There are questions that have no easy answers, yet deserve to be asked. Why return to the Moon?
Why now, when the world seems so broken, so divided, so urgently in need of attention down here?
Perhaps it is precisely because, in those moments when we feel smallest—most fragile, most lost in our own contradictions—that we most need to look upward.
I do not know if it was chance, destiny, the will of some forgotten god, or something infinitely stranger that placed the Moon at exactly the perfect distance to be reachable through effort, yet not with ease. At 384,400 kilometers—not so close as to be ignored, yet not so far as to make us give up. An invitation calculated with a precision that defies mere coincidence. A threshold. The first step of a staircase that vanishes into the darkness of the galaxy.
What is certain is that humanity has been dreaming of that step for nearly two thousand years.
In the second century AD, the Greek writer Lucian of Samosata penned the first detailed account of a journey to the Moon in the Western tradition—a work many also consider to be one of the earliest examples of science fiction in history. His work, Vera Historia—"True History"—remains the oldest known text to feature outer space travel, alien life forms, and interplanetary warfare.
With humor and satire, Lucian described a war between the inhabitants of the Sun and the Moon over the colonization of the Morning Star. It was fiction, yes. It was satire, too. But above all, it was the reflection of a human mind that could no longer confine its dreams within the visible horizon.
Two thousand years later, here we stand. And the question Lucian posed back in the second century remains as relevant as ever:
What is stopping us from going?
For the past hundred years, the answer has invariably been the same combination of obstacles: impossible physics, non-existent materials, absent political will, or simply the weight of our own fears. Each solution seemed only to open up three new problems. Every breakthrough revealed a new layer of complexity. Reaching the Moon was, perhaps, the most difficult technical feat humanity has ever undertaken—not because the universe stood against us, but because we ourselves almost failed to try.
And yet, we did it.
And now, with Artemis II, we return. Not to plant a flag. Not to win a race. But to learn how to stay.
I sometimes think that if our only neighboring options were Venus or Mars—inhospitable, distant worlds, lacking that luminous, nearby presence in the night sky—perhaps we never would have had the courage to take the first step. The Moon taught us to dream of what lies just beyond our reach. It trained us to be travelers of the cosmos before becoming settlers of other worlds. It is the patient teacher that has been waiting for us.
I am fully aware that this planet bears open wounds. Wars that never end, inequalities that deepen, climate changes that will not wait. No amount of romanticism can mask those realities. And yet, I believe—with the same conviction with which my mother taught me to gaze at the sky when I was a child—that space exploration is not a luxury we can afford to forgo. It is, if anything, one of the few projects that has historically demonstrated that we are capable of working together, of solving the impossible, and of elevating the very best within us.

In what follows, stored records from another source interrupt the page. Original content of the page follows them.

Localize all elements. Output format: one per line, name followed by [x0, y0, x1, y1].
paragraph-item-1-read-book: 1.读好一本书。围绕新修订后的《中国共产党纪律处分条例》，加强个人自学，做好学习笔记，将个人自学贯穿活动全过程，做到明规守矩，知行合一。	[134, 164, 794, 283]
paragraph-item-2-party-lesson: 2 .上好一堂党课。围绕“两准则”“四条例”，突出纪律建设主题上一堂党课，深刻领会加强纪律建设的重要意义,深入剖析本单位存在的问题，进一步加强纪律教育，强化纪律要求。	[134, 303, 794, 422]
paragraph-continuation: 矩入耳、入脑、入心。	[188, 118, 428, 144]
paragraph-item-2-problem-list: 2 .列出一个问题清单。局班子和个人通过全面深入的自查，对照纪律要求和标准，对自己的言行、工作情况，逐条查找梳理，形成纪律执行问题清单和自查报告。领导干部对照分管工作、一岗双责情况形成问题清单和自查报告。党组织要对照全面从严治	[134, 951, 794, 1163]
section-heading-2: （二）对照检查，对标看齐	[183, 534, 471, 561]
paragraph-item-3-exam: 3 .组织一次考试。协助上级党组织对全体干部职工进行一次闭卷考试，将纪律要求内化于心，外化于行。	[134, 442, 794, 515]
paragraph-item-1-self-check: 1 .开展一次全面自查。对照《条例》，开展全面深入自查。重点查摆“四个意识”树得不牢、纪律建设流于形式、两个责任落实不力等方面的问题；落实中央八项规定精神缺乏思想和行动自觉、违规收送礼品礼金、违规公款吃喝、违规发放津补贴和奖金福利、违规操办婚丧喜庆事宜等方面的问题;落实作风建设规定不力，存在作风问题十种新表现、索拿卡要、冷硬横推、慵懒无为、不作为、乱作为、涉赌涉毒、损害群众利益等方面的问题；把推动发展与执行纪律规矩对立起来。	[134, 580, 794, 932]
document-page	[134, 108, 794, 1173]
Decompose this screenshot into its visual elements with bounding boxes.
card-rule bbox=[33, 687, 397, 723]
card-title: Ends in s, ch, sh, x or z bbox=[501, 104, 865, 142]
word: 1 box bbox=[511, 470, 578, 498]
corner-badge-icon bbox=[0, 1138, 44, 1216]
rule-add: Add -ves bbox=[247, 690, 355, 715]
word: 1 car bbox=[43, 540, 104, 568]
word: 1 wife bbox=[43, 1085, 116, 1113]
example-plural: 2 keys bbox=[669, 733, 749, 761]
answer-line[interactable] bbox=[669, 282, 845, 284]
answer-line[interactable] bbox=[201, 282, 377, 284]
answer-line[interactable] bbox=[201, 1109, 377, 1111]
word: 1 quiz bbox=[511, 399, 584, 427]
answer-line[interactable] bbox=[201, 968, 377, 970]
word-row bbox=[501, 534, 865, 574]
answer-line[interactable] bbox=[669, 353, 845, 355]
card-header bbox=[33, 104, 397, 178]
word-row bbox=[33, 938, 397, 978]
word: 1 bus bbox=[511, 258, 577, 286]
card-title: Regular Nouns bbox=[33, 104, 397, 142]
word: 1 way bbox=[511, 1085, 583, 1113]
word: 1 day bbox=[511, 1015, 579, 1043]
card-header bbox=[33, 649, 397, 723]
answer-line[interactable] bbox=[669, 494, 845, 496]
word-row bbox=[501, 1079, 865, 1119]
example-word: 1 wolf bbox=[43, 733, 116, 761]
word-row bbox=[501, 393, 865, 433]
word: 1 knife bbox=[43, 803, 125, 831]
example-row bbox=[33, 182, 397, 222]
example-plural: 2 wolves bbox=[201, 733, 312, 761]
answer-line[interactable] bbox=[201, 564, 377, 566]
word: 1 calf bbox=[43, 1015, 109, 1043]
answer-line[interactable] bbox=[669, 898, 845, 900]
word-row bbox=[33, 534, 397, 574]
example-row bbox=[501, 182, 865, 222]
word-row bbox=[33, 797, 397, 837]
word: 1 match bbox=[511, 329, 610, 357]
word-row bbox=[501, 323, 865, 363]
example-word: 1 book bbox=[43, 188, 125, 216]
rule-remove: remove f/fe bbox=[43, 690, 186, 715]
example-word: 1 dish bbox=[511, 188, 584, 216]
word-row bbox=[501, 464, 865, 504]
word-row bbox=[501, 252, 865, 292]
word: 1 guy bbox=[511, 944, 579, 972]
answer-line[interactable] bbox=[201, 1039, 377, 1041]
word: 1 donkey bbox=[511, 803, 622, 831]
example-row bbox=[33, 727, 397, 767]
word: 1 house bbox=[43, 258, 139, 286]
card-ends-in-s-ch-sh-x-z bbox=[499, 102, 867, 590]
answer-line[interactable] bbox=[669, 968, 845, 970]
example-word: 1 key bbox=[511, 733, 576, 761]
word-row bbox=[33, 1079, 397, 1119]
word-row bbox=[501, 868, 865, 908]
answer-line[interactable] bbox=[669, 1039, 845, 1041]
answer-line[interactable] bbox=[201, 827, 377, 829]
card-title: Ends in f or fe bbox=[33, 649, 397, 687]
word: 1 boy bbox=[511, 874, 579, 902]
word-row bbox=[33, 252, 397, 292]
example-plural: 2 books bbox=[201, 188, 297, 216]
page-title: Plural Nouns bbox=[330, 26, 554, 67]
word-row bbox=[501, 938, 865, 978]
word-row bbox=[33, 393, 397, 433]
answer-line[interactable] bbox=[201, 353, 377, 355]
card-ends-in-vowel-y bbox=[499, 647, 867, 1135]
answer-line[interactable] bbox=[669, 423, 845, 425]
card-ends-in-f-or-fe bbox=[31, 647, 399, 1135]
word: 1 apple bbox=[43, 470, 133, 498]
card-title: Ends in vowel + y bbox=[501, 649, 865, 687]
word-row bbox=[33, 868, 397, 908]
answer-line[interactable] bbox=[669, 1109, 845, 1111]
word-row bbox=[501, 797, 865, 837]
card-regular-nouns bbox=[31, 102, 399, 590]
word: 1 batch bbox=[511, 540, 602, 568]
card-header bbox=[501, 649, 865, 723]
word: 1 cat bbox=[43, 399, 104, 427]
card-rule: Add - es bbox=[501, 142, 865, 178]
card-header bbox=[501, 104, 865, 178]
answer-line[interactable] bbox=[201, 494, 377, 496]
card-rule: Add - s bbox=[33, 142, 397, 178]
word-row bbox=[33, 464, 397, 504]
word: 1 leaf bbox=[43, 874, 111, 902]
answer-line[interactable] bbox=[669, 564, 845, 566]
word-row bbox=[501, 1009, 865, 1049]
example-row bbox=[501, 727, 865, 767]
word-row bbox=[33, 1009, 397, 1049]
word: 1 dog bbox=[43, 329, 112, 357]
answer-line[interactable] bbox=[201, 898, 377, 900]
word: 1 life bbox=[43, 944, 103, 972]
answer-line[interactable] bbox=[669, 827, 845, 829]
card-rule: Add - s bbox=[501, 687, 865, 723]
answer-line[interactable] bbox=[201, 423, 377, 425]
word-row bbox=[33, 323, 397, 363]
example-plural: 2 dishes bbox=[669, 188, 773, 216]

Artemis II is not an escape from our problems. It is a reminder of what we are capable of becoming when we decide that something is worth the effort.
Commander Reid Wiseman, Pilot Christina Koch, Mission Specialist Victor Glover, and Canadian astronaut Jeremy Hansen do not travel on behalf of a single nation. They travel on behalf of a species. An imperfect, contradictory, sometimes cruel species—yet one also capable of a tenderness, a creativity, and a courage that find no parallel anywhere else in the known universe.
Almost two thousand years ago, Lucian imagined humanity traversing the cosmos in ships swept along by whirlwinds. Today, it does so atop rockets that burn a million kilograms of propellant in eight minutes to escape the gravity of this beautiful world.
The dream remains the same. We have merely improved the engineering.
Let us accept the challenge. Not because it is easy, but because we have spent two thousand years preparing for it.
The Moon awaits us. And beyond it, the galaxy.